Vacinar todos os brasileiros contra a covid-19 até setembro de 2021. Esse é o propósito que reúne representantes da sociedade civil, liderados pela empresária Luiza Helena Trajano, presidente do Grupo Mulheres do Brasil, e suas 75 mil voluntárias.
Para alcançar esse objetivo, o grupo uniu forças com outras entidades, como o IDV (Instituto de Desenvolvimento do Varejo), Abrafarma (Associação Brasileira de Redes de Farmácias e Drogarias) e Febraban (Federação Brasileira de Bancos), entre outras instituições, lançando o movimento Unidos pela Vacina.
Segundo Luiza, a ideia surgiu no final do ano passado, com a campanha de conscientização Vacina para Todos, do Grupo Mulheres do Brasil.
"A partir dali, tentamos entender como poderíamos ajudar e concluímos que era preciso partir para uma ação efetiva. Foi quando esse movimento passou por uma transformação, trouxemos mais parceiros, empresários e executivos de diferentes setores e organizações não governamentais e surgiu o Unidos pela Vacina", explica a empresária.
Apartidário, o movimento pretende contribuir em diversas frentes de trabalho que farão interfaces com o Governo Federal, com os Estados, secretarias de saúde, municípios e meios de comunicação.

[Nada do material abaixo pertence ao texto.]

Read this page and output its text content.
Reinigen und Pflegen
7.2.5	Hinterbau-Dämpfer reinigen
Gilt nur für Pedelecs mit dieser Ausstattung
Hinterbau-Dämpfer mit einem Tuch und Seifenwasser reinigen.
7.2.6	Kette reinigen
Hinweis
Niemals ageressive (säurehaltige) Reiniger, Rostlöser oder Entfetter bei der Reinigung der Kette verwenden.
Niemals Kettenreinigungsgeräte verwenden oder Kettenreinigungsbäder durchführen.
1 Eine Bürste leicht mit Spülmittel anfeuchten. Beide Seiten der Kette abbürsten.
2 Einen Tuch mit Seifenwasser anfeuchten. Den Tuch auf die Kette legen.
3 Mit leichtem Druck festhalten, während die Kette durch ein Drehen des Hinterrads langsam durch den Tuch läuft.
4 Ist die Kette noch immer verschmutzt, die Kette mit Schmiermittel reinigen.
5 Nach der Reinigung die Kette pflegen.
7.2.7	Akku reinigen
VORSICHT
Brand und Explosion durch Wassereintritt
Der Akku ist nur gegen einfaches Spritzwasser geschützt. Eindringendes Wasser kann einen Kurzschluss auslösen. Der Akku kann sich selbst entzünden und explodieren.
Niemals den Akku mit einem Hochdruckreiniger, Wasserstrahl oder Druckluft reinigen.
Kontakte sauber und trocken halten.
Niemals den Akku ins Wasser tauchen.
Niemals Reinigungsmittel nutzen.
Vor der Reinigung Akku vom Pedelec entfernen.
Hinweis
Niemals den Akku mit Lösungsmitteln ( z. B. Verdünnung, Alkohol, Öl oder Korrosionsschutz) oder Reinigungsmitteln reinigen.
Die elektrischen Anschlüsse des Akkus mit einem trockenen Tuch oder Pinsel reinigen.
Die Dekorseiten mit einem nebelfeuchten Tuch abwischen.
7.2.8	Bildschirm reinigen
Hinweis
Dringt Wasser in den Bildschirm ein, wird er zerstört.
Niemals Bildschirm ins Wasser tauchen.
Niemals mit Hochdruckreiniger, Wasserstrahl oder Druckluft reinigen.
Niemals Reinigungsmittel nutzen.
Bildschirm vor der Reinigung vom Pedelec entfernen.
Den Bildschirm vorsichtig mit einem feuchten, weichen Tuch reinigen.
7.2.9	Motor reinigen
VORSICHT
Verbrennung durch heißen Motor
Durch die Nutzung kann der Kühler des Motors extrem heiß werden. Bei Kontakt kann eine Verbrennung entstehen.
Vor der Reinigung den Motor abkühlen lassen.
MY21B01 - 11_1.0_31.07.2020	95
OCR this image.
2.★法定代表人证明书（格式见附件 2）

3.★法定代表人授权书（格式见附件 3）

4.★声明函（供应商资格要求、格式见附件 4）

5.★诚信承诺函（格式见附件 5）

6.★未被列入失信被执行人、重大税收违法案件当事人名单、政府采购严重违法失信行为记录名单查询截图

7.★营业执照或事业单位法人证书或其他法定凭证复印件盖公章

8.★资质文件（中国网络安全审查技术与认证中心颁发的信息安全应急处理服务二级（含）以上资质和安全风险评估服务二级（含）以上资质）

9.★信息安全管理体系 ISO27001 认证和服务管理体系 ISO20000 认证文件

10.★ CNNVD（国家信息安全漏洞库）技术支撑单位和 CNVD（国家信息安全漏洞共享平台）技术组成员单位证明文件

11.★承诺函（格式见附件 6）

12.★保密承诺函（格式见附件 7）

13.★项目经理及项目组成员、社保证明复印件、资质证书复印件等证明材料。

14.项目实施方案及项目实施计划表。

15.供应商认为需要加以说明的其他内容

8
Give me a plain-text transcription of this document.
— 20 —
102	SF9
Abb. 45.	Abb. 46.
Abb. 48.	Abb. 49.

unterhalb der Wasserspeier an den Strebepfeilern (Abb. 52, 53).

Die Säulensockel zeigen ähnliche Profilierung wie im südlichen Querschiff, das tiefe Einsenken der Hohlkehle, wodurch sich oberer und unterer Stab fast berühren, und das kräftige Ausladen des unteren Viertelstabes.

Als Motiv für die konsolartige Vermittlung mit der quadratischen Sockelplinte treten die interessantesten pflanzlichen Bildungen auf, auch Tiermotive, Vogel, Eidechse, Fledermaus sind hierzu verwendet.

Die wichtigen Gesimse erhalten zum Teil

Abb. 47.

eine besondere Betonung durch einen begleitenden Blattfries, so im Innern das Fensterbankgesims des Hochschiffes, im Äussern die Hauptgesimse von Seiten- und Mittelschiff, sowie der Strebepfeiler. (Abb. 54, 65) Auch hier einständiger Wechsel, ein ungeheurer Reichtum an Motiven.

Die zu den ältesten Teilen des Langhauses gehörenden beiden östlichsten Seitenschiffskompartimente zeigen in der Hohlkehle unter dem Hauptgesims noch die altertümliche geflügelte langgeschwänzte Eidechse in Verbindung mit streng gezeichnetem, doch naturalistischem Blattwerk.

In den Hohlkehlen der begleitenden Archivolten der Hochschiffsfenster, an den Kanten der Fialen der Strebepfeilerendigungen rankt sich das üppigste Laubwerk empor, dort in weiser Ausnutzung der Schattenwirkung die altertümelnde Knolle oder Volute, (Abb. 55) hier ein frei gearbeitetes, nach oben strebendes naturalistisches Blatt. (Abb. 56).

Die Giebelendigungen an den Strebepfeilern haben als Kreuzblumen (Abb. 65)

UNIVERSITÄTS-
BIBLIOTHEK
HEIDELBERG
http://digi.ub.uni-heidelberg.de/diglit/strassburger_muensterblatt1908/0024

O objetivo é que não haja entraves para que a vacina chegue o mais rápido possível a todos os cantos do Brasil.
Com uma agenda detalhada e bem distribuída de ações, cerca de 380 pessoas, entre empresários, representantes de entidades, de comunidades e lideranças do Grupo Mulheres do Brasil estão trabalhando coordenadamente e engajados.
Marcelo Silva, presidente do IDV, aponta como exemplo um grupo que já está fazendo a interlocução com representantes da Casa Civil, Ministério da Saúde e suas secretarias. "A ideia é que esses representantes listem as necessidades e apontem de que forma o Unidos pela Vacina pode contribuir", explica Silva.
Ações
"Não vale ser espectador e esperar que o outro resolva todos os problemas. As pessoas querem colaborar, querem se engajar na busca do bem comum e muitos não sabem como fazer isso. Os empresários, todos que convidamos se engajaram com entusiasmo, dedicando o seu tempo para fazer acontecer", diz a fundadora da BTA (Betania Tanure Associados) e vice-presidente do Conselho Estatutário do Grupo Mulheres do Brasil, Betania Tanure, que é membro do Conselho de Administração do Magazine Luiza e da MRV .
O movimento já tem ações concretas. Há um subgrupo que faz interface com os estados, outro focado nos municípios e secretarias de saúde municipais mapeando os possíveis pontos que exigem atenção e, assim, o movimento ajudará fazer as pontes necessárias.
"Já estamos fazendo pilotos na cidade do Rio de Janeiro e em Nova Lima (Minas Gerais) de forma articulada com o subgrupo que tem como foco a cadeia produtiva, que inclui insumos, a vacina propriamente dita, armazenamento, logística e o processo de vacinação", explica Betania.